April 1, 2024

    Resetting the Clock with Compiler-Based Tools in Mobile AppSec

    Consider this: you are a developer of apps that offer paid features, advertising, or functionalities susceptible to modification or bypassing. The threat of such apps being targeted by the app modding community looms large. These altered apps often surface on unofficial app stores or modding websites, bypassing app monetization or switching off ads.

    Preventing unauthorized modifications of your app is crucial for your organization to protect IP and safeguard end users from potentially harmful versions. This not only protects your brand reputation but also preserves the value of your legitimate app by thwarting attempts to damage its integrity through unauthorized alterations.

    The threat doesn’t stop there. If you are an app publisher from the finance sector, your unprotected app might be susceptible to cloning, and users who happen to install this cloned version of your app stand a substantial risk of being exposed to fraudulent activities endangering their personal information.

    These are only a few examples of the myriad of issues an unprotected app is likely to face. Data from Guardsquare’s real-time threat monitoring tool, ThreatCast, shows that nearly half of all Android and iOS apps fall victim to hooking along with other types of attacks, with over half of these incidents occurring within the first week of an app's release. Upon its release into the wild, any app has every chance of being a target for malicious actors, often as soon as a new version of the app is released.

    An effective mobile app security strategy encompasses protective measures featuring multiple layers of polymorphic defense, along with runtime application self-protection (RASP) capabilities.

    In this blog, we evaluate mobile application protection through the lens of polymorphism.

    Understanding polymorphism and its significance in mobile app security

    By implementing constantly evolving mobile app security measures, app publishers can effectively reset the timeline for malicious actors, compelling them to restart their attack efforts with every release. This concept is referred to as "resetting the clock," embodying the philosophy of polymorphism.

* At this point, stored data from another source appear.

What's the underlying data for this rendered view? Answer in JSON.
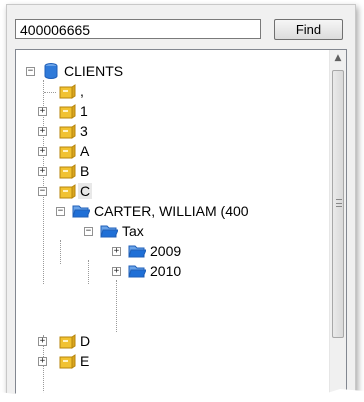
{
  "search": {
    "value": "400006665",
    "find_label": "Find"
  },
  "tree": {
    "root": {
      "label": "CLIENTS",
      "expander": "−"
    },
    "items": [
      {
        "label": ",",
        "expander": ""
      },
      {
        "label": "1",
        "expander": "+"
      },
      {
        "label": "3",
        "expander": "+"
      },
      {
        "label": "A",
        "expander": "+"
      },
      {
        "label": "B",
        "expander": "+"
      },
      {
        "label": "C",
        "expander": "−"
      },
      {
        "label": "CARTER, WILLIAM (400",
        "expander": "−"
      },
      {
        "label": "Tax",
        "expander": "−"
      },
      {
        "label": "2009",
        "expander": "+"
      },
      {
        "label": "2010",
        "expander": "+"
      },
      {
        "label": "D",
        "expander": "+"
      },
      {
        "label": "E",
        "expander": "+"
      }
    ]
  },
  "colors": {
    "accent_blue": "#1f6fd6",
    "folder_yellow": "#f1c232",
    "selection": "#e8e8e8"
  }
}
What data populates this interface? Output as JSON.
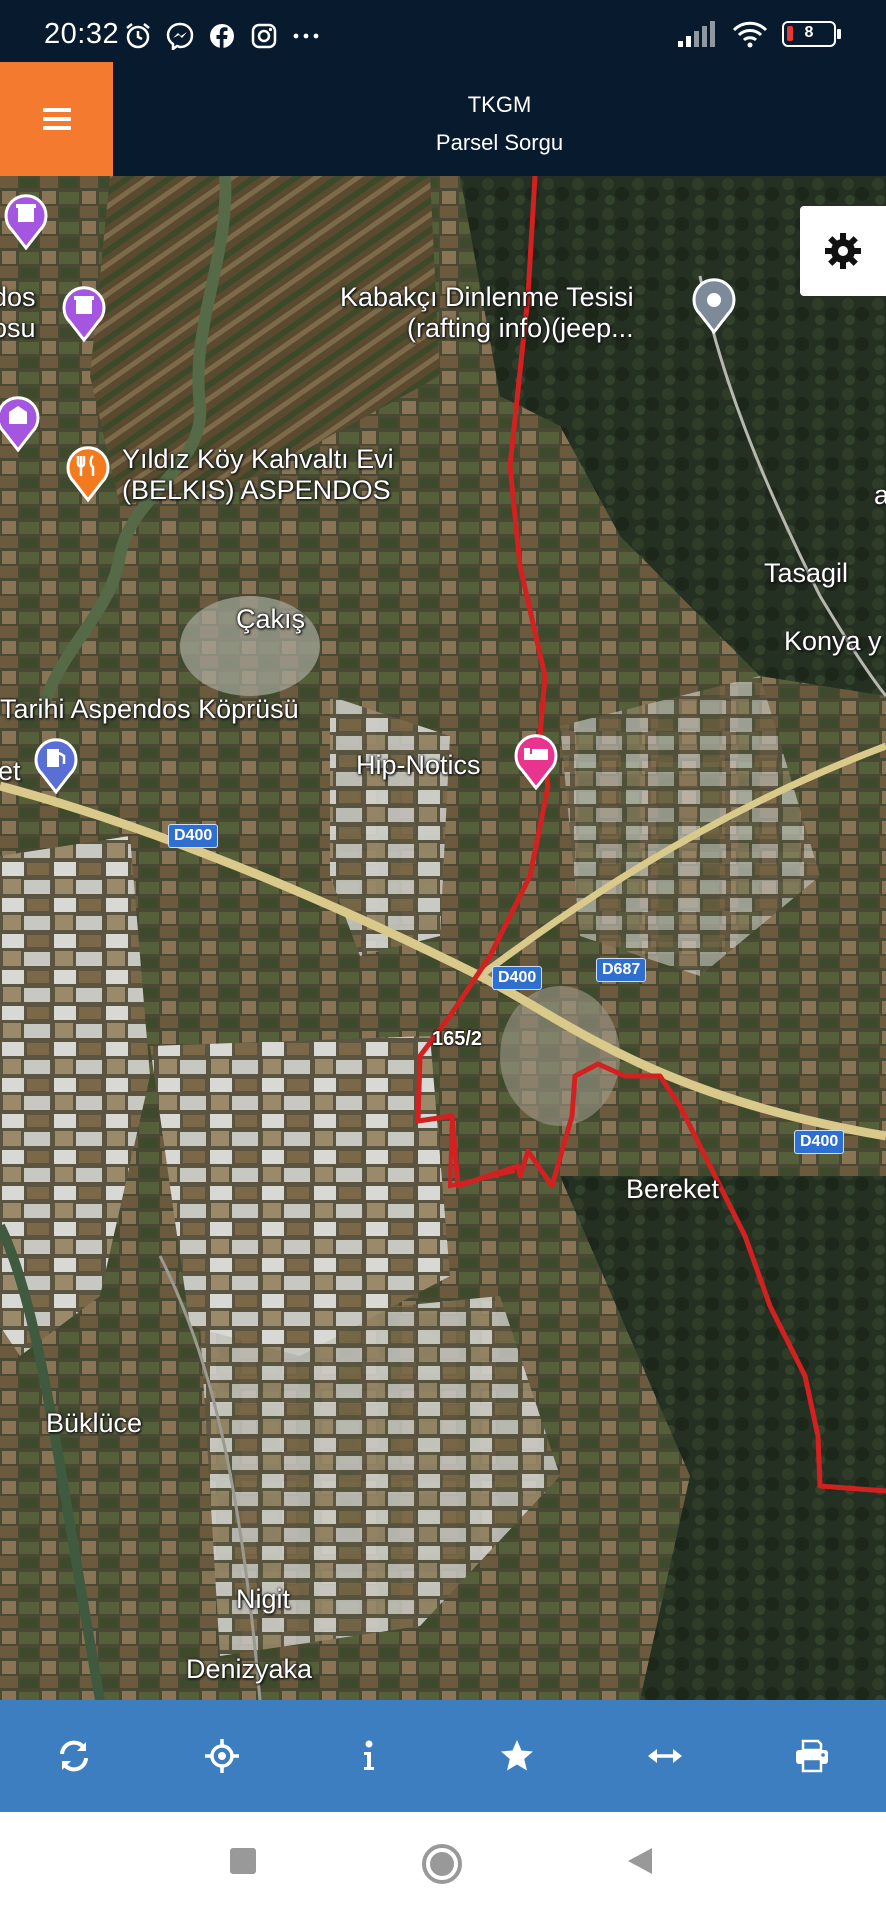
{
  "status_bar": {
    "time": "20:32",
    "icons": [
      "alarm-icon",
      "messenger-icon",
      "facebook-icon",
      "instagram-icon",
      "more-icon"
    ],
    "battery_level": "8",
    "signal": "signal-icon",
    "wifi": "wifi-icon"
  },
  "header": {
    "title": "TKGM",
    "subtitle": "Parsel Sorgu",
    "menu_icon": "hamburger-menu-icon",
    "accent_color": "#f47a30",
    "bg_color": "#071a2e"
  },
  "map": {
    "labels": {
      "kabakci": "Kabakçı Dinlenme Tesisi\n(rafting info)(jeep...",
      "dos": "dos\nosu",
      "yildiz": "Yıldız Köy Kahvaltı Evi\n(BELKIS) ASPENDOS",
      "tasagil": "Tasagil",
      "konya": "Konya y",
      "a_edge": "a",
      "cakis": "Çakış",
      "tarihi": "Tarihi Aspendos Köprüsü",
      "et": "et",
      "hip": "Hip-Notics",
      "bereket": "Bereket",
      "buklüce": "Büklüce",
      "nigit": "Nigit",
      "denizyaka": "Denizyaka"
    },
    "road_shields": {
      "d400_a": "D400",
      "d400_b": "D400",
      "d687": "D687",
      "d400_c": "D400"
    },
    "parcel_label": "165/2",
    "boundary_color": "#d32020",
    "settings_icon": "gear-icon"
  },
  "toolbar": {
    "items": [
      {
        "name": "refresh-icon"
      },
      {
        "name": "locate-icon"
      },
      {
        "name": "info-icon"
      },
      {
        "name": "star-icon"
      },
      {
        "name": "measure-icon"
      },
      {
        "name": "print-icon"
      }
    ],
    "bg_color": "#3d7ec0"
  },
  "nav_bar": {
    "items": [
      "recents-icon",
      "home-icon",
      "back-icon"
    ]
  }
}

    Polymorphism stands as a formidable barrier against persistent attackers by resetting the proverbial clock. With each new build, a fresh code hardening profile is introduced, effectively erasing the attacker's accumulated knowledge. Despite attackers using tools like debuggers, decompilers, and runtime code analyzers, which enable them to dissect even the most intricate apps over time, polymorphism emerges as a tactical element in advanced protection tools to counter this threat. By altering the code protection mechanisms with each iteration, polymorphism ensures that any prior understanding of the app and its defenses becomes obsolete upon release.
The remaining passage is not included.